Minimizing Disruption for Legitimate Customers
Though clients of financial institutions want protection against fraudulent activities, at the same time they do not want fraud countermeasures to interfere with their daily activities. It is not expected that when a customer is traveling abroad for vacation, their transactions would be blocked because they were in a different country. However, this is not unusual with rules-based systems. On the other hand, machine learning leverages tens to hundreds of attributes of each transaction and can, in turn, identify more subtleties in the data. For example, despite the fact that the customer is in an unusual location, he is staying in a hotel from a hotel chain that he favors, he continues to have lunch around noon and his average daily spending is only 20% above her typical daily average. The model will pick up this information and more when making a decision. This ensures that scenarios like the one mentioned previously happen significantly less frequently.
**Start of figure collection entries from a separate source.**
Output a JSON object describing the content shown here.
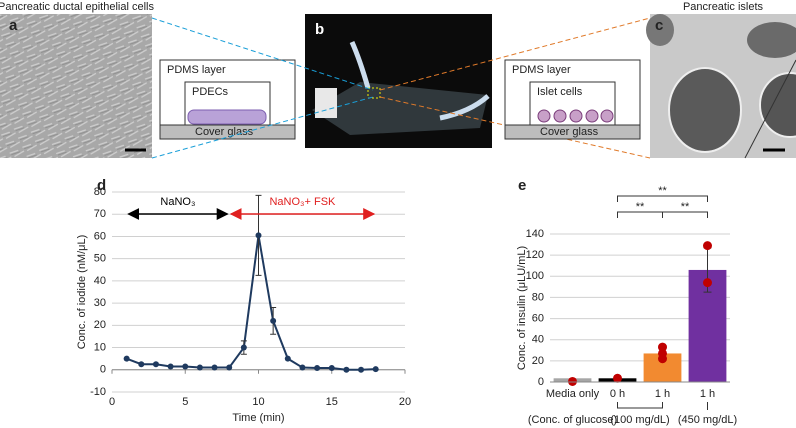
{
  "figure": {
    "a": {
      "label": "a",
      "caption": "Pancreatic ductal epithelial cells",
      "diagram": [
        "PDMS layer",
        "PDECs",
        "Cover glass"
      ]
    },
    "b": {
      "label": "b"
    },
    "c": {
      "label": "c",
      "caption": "Pancreatic islets",
      "diagram": [
        "PDMS layer",
        "Islet cells",
        "Cover glass"
      ]
    }
  },
  "chart_data": [
    {
      "type": "line",
      "label": "d",
      "xlabel": "Time (min)",
      "ylabel": "Conc. of iodide (nM/μL)",
      "x": [
        1,
        2,
        3,
        4,
        5,
        6,
        7,
        8,
        9,
        10,
        11,
        12,
        13,
        14,
        15,
        16,
        17,
        18
      ],
      "series": [
        {
          "color": "#1f3a5f",
          "values": [
            5,
            2.5,
            2.5,
            1.5,
            1.5,
            1,
            1,
            1,
            10,
            60.5,
            22,
            5,
            1,
            0.8,
            0.8,
            0,
            0,
            0.3
          ],
          "errors": [
            null,
            null,
            null,
            null,
            null,
            null,
            null,
            null,
            3,
            18,
            6,
            null,
            null,
            null,
            null,
            null,
            null,
            null
          ]
        }
      ],
      "xlim": [
        0,
        20
      ],
      "xticks": [
        0,
        5,
        10,
        15,
        20
      ],
      "ylim": [
        -10,
        80
      ],
      "yticks": [
        -10,
        0,
        10,
        20,
        30,
        40,
        50,
        60,
        70,
        80
      ],
      "grid": true,
      "annotations": [
        {
          "text": "NaNO₃",
          "x": [
            1,
            8
          ],
          "color": "#000000"
        },
        {
          "text": "NaNO₃+ FSK",
          "x": [
            8,
            18
          ],
          "color": "#e02020"
        }
      ]
    },
    {
      "type": "bar",
      "label": "e",
      "ylabel": "Conc. of insulin (μLU/mL)",
      "categories": [
        "Media only",
        "0 h",
        "1 h",
        "1 h"
      ],
      "values": [
        3.5,
        3.5,
        27,
        106
      ],
      "errors": [
        null,
        null,
        null,
        21
      ],
      "colors": [
        "#a6a6a6",
        "#000000",
        "#f28a30",
        "#7030a0"
      ],
      "points": [
        [
          0.5
        ],
        [
          3.5
        ],
        [
          22,
          27,
          33
        ],
        [
          94,
          129
        ]
      ],
      "point_color": "#c00000",
      "ylim": [
        0,
        140
      ],
      "yticks": [
        0,
        20,
        40,
        60,
        80,
        100,
        120,
        140
      ],
      "grid": true,
      "significance": [
        {
          "text": "**",
          "between": [
            1,
            2
          ]
        },
        {
          "text": "**",
          "between": [
            2,
            3
          ]
        },
        {
          "text": "**",
          "between": [
            1,
            3
          ]
        }
      ],
      "groups": [
        {
          "text": "(Conc. of glucose)",
          "categories": [
            0
          ]
        },
        {
          "text": "(100 mg/dL)",
          "categories": [
            1,
            2
          ]
        },
        {
          "text": "(450 mg/dL)",
          "categories": [
            3
          ]
        }
      ]
    }
  ]
}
Minimizing the Burden of Case Analysis
When reducing money laundering, financial institutions must meet regulatory requirements while discovering new patterns of suspicious activity. At the end of the day, financial institutions want to reduce their exposure to activity resulting from unwanted actions such as terrorist financing, human trafficking, or supporting drug cartels. The goal is not just to obey regulators, but also to mitigate the risk of transacting with inherently risky sources. Traditional systems err on the side of regulations, typically overloading analysts with alerts that haven’t been prioritized. This means analysts spend as much time investigating weak alerts as they do strong alerts. This system is inefficient and unnecessarily burdensome to analysts.
However, with machine learning, not only can the algorithm prioritize rules-based alerts in terms of suspiciousness, but, thanks to unsupervised anomaly detection applied to specific customer segments, it can also recognize new, emerging suspicious activity. These models can combine hundreds of data points trained on “known good activity” to then highlight when unexpected activity happens. Furthermore, all of this can be combined with other AI-based techniques, such as graph mining, which allow both unsupervised and supervised algorithms to uncover not just transactional patterns, but also network-based patterns.